According to a The World Bank report, remittances to low and middle-income countries rose by 8.5 percent from $429 billion in 2016 to $466 billion in 2017 while global remittances appreciated by 7.0 percent to $613 billion in 2017, from $573 billion in 2016. The rebound in remittances, the World Bank said was driven by growth in Europe, the Russian Federation, and the United States. It stated: “Remittances to low- and middle-income countries rebounded to a record level in 2017 after two consecutive years of decline.”
Global remittances, which include flows to high-income countries, grew 7.0 percent to $613 billion in 2017, from $573 billion in 2016. “The stronger than expected recovery in remittances is driven by growth in Europe, the Russian Federation, and the United States. The rebound in remittances, when valued in U.S. dollars, was helped by higher oil prices and a strengthening of the euro and ruble.” According to the statement, globally, India emerged top remittance recipients with $69 billion, followed by China ($64 billion), the Philippines ($33 billion), Mexico ($31 billion), Nigeria ($22 billion), and Egypt ($20 billion).

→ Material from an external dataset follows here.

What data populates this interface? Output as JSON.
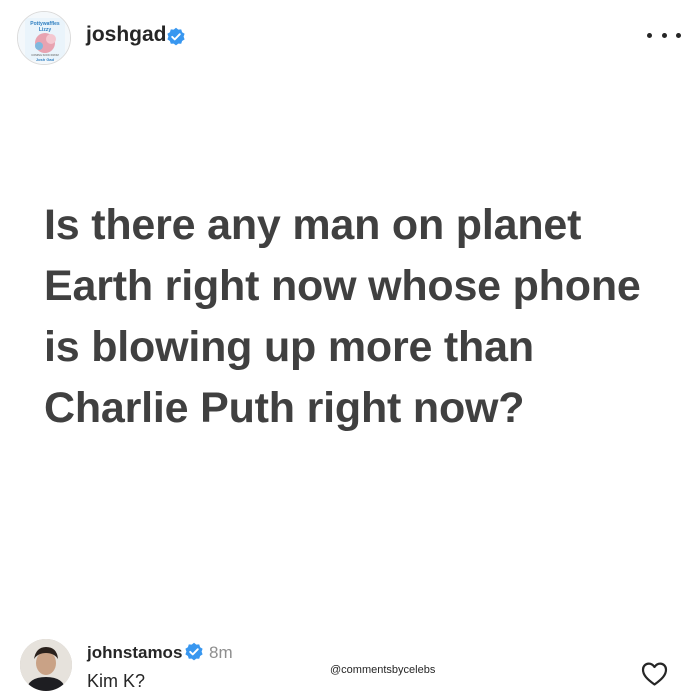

Remittances represent household income from foreign economies, mainly from the temporary or permanent residents in other countries, popularly called the Diaspora. But the remittance of this disposable income back home has emerged a novel fallout of the 21st century, given the increasing significance. International experience suggests that remittance flows have implications for macroeconomic and financial stability, hence accurate compilation and recording, as well as new trends and innovations in remittance corridors are crucial in understanding the dynamics of the market.

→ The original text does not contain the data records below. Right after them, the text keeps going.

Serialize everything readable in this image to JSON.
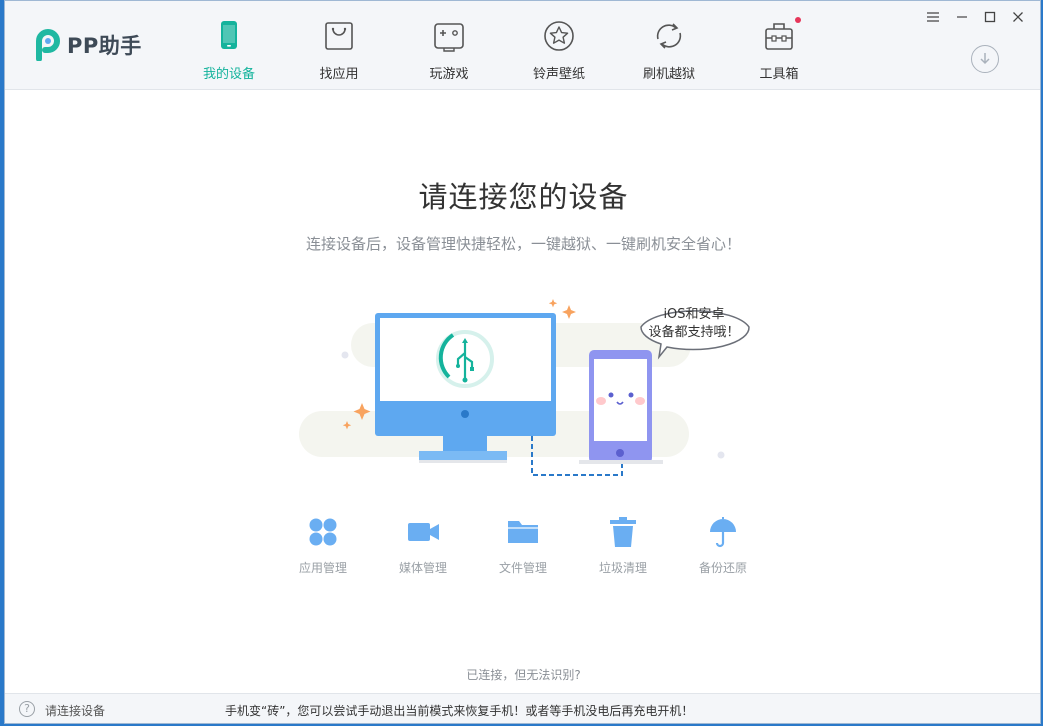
{
  "app": {
    "logo_text": "PP助手",
    "accent": "#14b39c"
  },
  "nav": [
    {
      "label": "我的设备",
      "icon": "phone-icon",
      "active": true
    },
    {
      "label": "找应用",
      "icon": "shopping-bag-icon"
    },
    {
      "label": "玩游戏",
      "icon": "gamepad-icon"
    },
    {
      "label": "铃声壁纸",
      "icon": "star-icon"
    },
    {
      "label": "刷机越狱",
      "icon": "refresh-icon"
    },
    {
      "label": "工具箱",
      "icon": "toolbox-icon",
      "badge": true
    }
  ],
  "window_controls": [
    "menu-icon",
    "minimize-icon",
    "maximize-icon",
    "close-icon"
  ],
  "main": {
    "title": "请连接您的设备",
    "subtitle": "连接设备后，设备管理快捷轻松，一键越狱、一键刷机安全省心！",
    "bubble_line1": "iOS和安卓",
    "bubble_line2": "设备都支持哦！",
    "help_link": "已连接，但无法识别?"
  },
  "features": [
    {
      "label": "应用管理",
      "icon": "grid-icon"
    },
    {
      "label": "媒体管理",
      "icon": "video-camera-icon"
    },
    {
      "label": "文件管理",
      "icon": "folder-icon"
    },
    {
      "label": "垃圾清理",
      "icon": "trash-icon"
    },
    {
      "label": "备份还原",
      "icon": "umbrella-icon"
    }
  ],
  "status": {
    "text": "请连接设备",
    "tip": "手机变“砖”，您可以尝试手动退出当前模式来恢复手机！或者等手机没电后再充电开机！"
  }
}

Remittances are private unrequited transfers (i.e. payments for which no economic asset or benefit is obtained) sent from abroad to families and communities in a worker’s country of origin (or home country). In the absence of social protection systems, remittances are mostly used by households for everyday consumption purposes and access to basic services such as health, education, and housing. They also may be a vital source of income for people whose livelihoods are threatened by natural disasters or other calamities.

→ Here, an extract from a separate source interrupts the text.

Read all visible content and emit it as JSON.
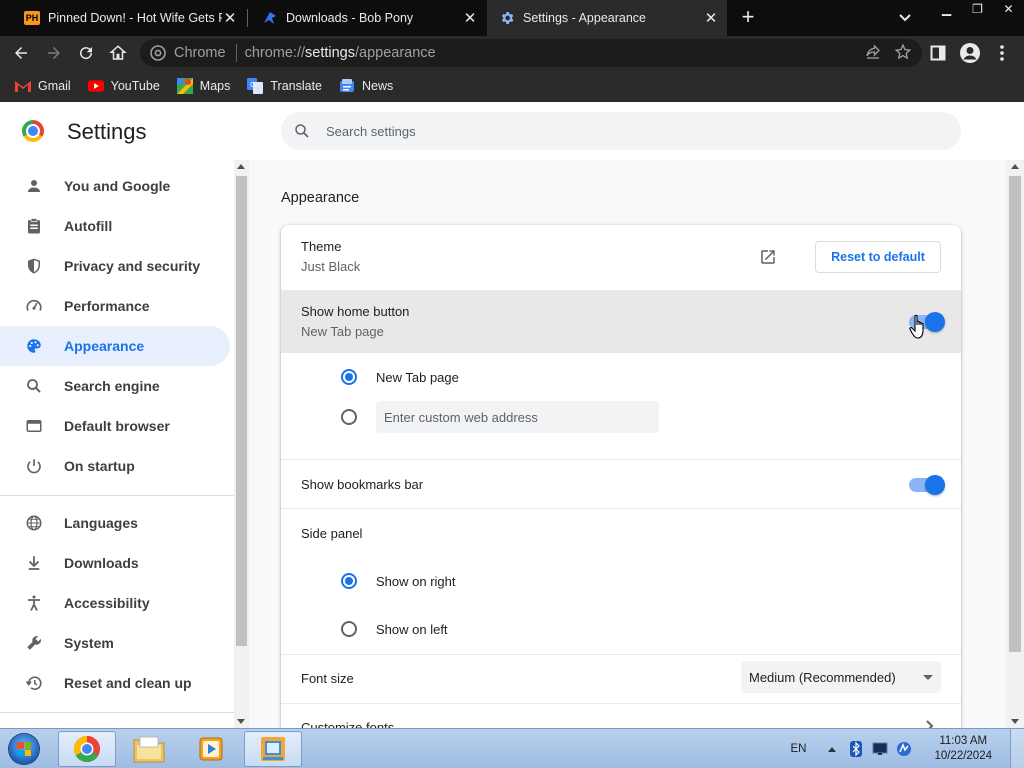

Remittances remain important sources of donations to those beyond the immediate family circle through formal or informal philanthropic initiatives. However, when they are not used for immediate consumption needs or passed on to charities, the savings and remittances of those living in the Diaspora can be turned into investments. They can offer governments and companies an additional means to finance infrastructure and business operations, while rewarding senders (i.e. migrant workers) with a financial return. While remittances cannot be (and should not be) equated with other international financial flows, such as FDI, export receipts or ODA, the Addis Ababa Action Agenda of the Third International Conference on Financing for Development recognises the positive contribution they can make.
The desire of Diasporas to assist those people who have remained in their homelands can be turned into a driver for much needed savings and investments in the countries of origin. Countries that have understood this potential have established legal frameworks to facilitate diaspora investments, including through the issuance of debt instruments and the establishment of intermediary agencies.
*Mr. Donald, a public affairs analyst, wrote from Benin City, Edo State.